CM: “A importância do teatro é quando você entende que ele é um poder de transformação. Eu sempre usei o teatro como uma tribuna política social e vislumbro também em poder usá-lo como uma tribuna econômica, que, por enquanto, ainda não somos, ainda não temos isso.”
CE: Já no streaming, você também pode ser assistida na série “Sobpressão” no Globoplay, como a Dona Maria. Como foi para você se preparar para viver uma personagem com uma história tão forte?
CM: “Dona Maria é esse rosário de amor, uma mulher encharcada de esperança. Para mim, é muito emocionante falar da garra dessa mulher. Mas, assim como as outras personagens que interpretei como Martha e Zefa, ela também foi abraçada e preparada para ser o grande papel da minha carreira que eu faço com a minha verdade.”
CE: No cinema, você vai estrear em “Terapia da Vingança” e em “Arcanos”. O que podemos esperar nesses dois longas-metragens? Pode contar um pouco sobre cada personagem?

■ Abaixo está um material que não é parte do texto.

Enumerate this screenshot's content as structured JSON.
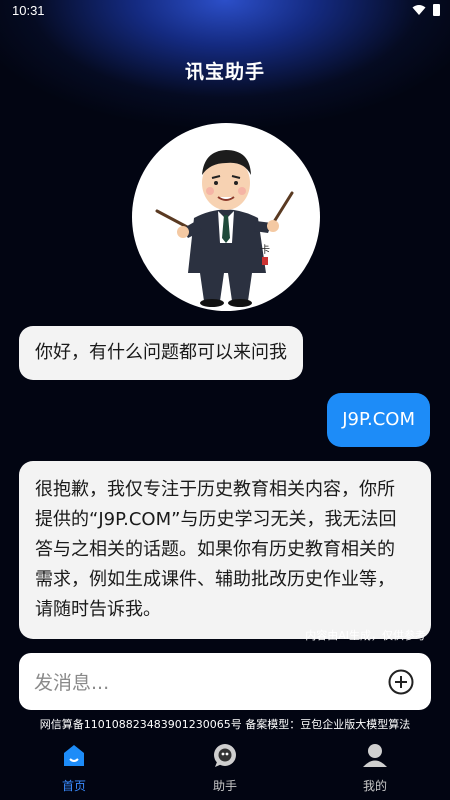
{
  "status_bar": {
    "time": "10:31"
  },
  "header": {
    "title": "讯宝助手"
  },
  "messages": [
    {
      "role": "bot",
      "text": "你好，有什么问题都可以来问我"
    },
    {
      "role": "user",
      "text": "J9P.COM"
    },
    {
      "role": "bot",
      "lines": [
        "很抱歉，我仅专注于历史教育相关内容，你所",
        "提供的“J9P.COM”与历史学习无关，我无法回",
        "答与之相关的话题。如果你有历史教育相关的",
        "需求，例如生成课件、辅助批改历史作业等，",
        "请随时告诉我。"
      ]
    }
  ],
  "ai_note": "内容由AI生成，仅供参考",
  "input": {
    "placeholder": "发消息..."
  },
  "filing": "网信算备110108823483901230065号 备案模型：豆包企业版大模型算法",
  "tabs": [
    {
      "label": "首页",
      "icon": "home-icon",
      "active": true
    },
    {
      "label": "助手",
      "icon": "assistant-icon",
      "active": false
    },
    {
      "label": "我的",
      "icon": "profile-icon",
      "active": false
    }
  ],
  "colors": {
    "accent": "#1d8cf8",
    "tab_active": "#3a8cff",
    "bg_top": "#2c4fc9",
    "bg_bottom": "#020512"
  }
}
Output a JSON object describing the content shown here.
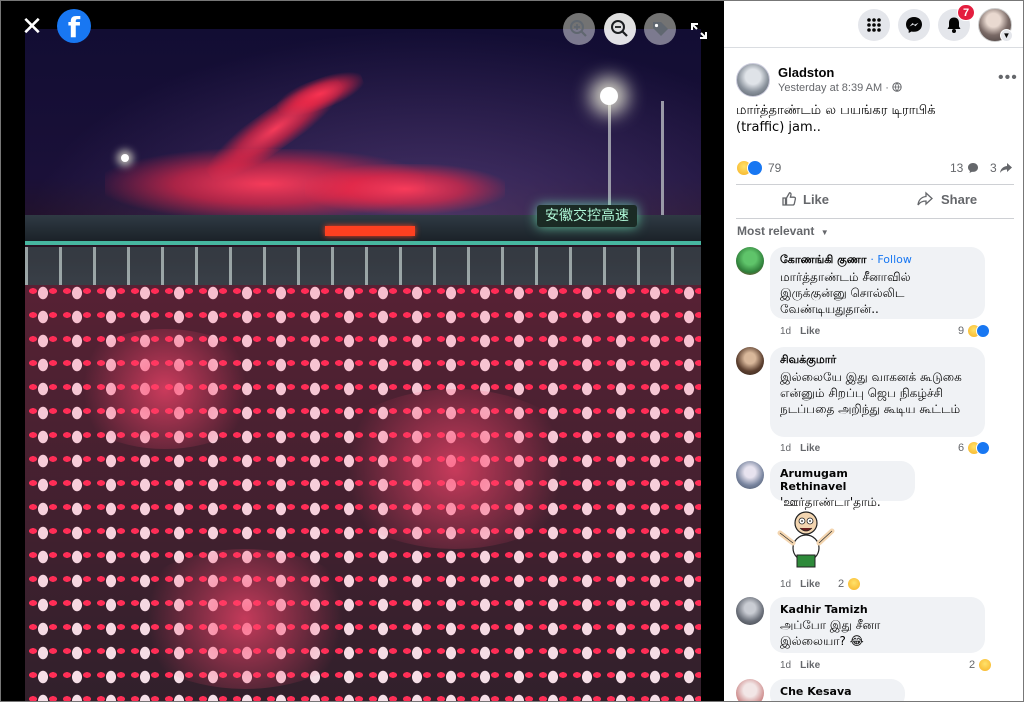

CM: “Ainda não tenho autorização para falar muito sobre as personagens, mas o que posso dizer é que foram duas experiências incomparáveis.”
CE: Se pudesse destacar uma personagem que você já interpretou no cinema ou na TV que mais te marcou, qual seria e por quê?
CM: “Eu seria muito ingrata se destacasse uma só. Como eu disse, todas as personagens foram abraçadas carinhosamente sendo um grande papel na minha vida. Mas, tem três que me marcaram: a Martha, a Zefa e a Dona Maria. A Martha está em um dilema de um outro patamar social, eu estou amando fazer ela, estou descobrindo várias camadas, cada cortina que se abre da Martha você vê um detalhe diferente, uma mulher que sabe engrenar a emoção de uma forma elegante e leve. A Zefa vem daquele lugar da mulher subserviente, mas que dá a volta por cima, que acredita, que tem fé, que no final dá um tapa na cara do patriarcado. E a Dona Maria acreditando que a fé dela salva, que a esperança pode salvar o mundo... Então, é muito difícil colocar uma personagem só em um pódio.”
CE: Nas novelas, há algum outro projeto depois de “Cara e Coragem”?
CM: “Tenho convites para algumas séries e cinema, mas, a novela vai até dezembro, então, ainda é muito cedo para fazer alguns planos. Eu tenho um projeto pessoal no teatro, mas ainda não posso falar de datas. Eu costumo fazer teatro de dois em dois anos, só que veio a pandemia e isso já se estendeu para quase quatro e eu sinto muita falta, porque teatro é a minha fonte de vida, minha nascente principal, então, eu preciso voltar para ele.”
CE: Como é a sua rotina?
CM: “De casa para o Projac, do Projac para casa (risos).”
CE: O que te tira do sério?
CM: “Desigualdade. Isso é uma coisa que me entristece, me amortece... A fome me desespera, também.”
CE: O que te inspira?
CM: “A minha fé. Quem me conhece, sabe, que eu tenho uma fé gigante em Deus. Eu costumo dizer que eu sou a filha caçula de Deus. Quando eu abro os olhos, a primeira coisa que eu faço é sorrir para Deus, para ele sorrir de volta para mim. É isso que me inspira. Deus me inspira.”
CE: Ultimamente, temos visto um número maior de atores negros na TV, se comparado há alguns anos atrás... Se você pudesse deixar um recado para quem busca ocupar o espaço que você ocupa hoje de tamanha representatividade no cinema e na televisão, qual seria?
CM: “Eu prefiro deixar o recado para quem tem o comando na mão. Porque as profissões audiovisuais estão sendo muito impactadas pela crescente representatividade que estamos vendo crescer através das redes sociais. A televisão é branca. Nós, pretos, estudamos, queremos mudanças, entramos nas universidades, nós estamos preparados. É o mercado que tem que se abrir para receber a gente. É possível sim ter personagens pretos, desde que a porta esteja aberta. Não adianta falar: ‘Vai dar certo, vai em frente, estude...’, isso, já está sendo feito. Nós temos uma negrada aí mandando muito bem, preparadíssimos só esperando a oportunidade. E a oportunidade tem que ser gerada pelo branco, pelo comando. Eu gostaria de destacar, para além da quantidade de atores negros, ‘Cara e Coragem’ tem sido uma novela histórica pela frente ampla de mulheres. Nós temos autora, diretoras, produtoras, que chegam destravando esse campo minado pelo preconceito. Algo está mudando. É todo um processo de construção e desconstrução, e eu me sinto honrada em poder fazer parte disso.”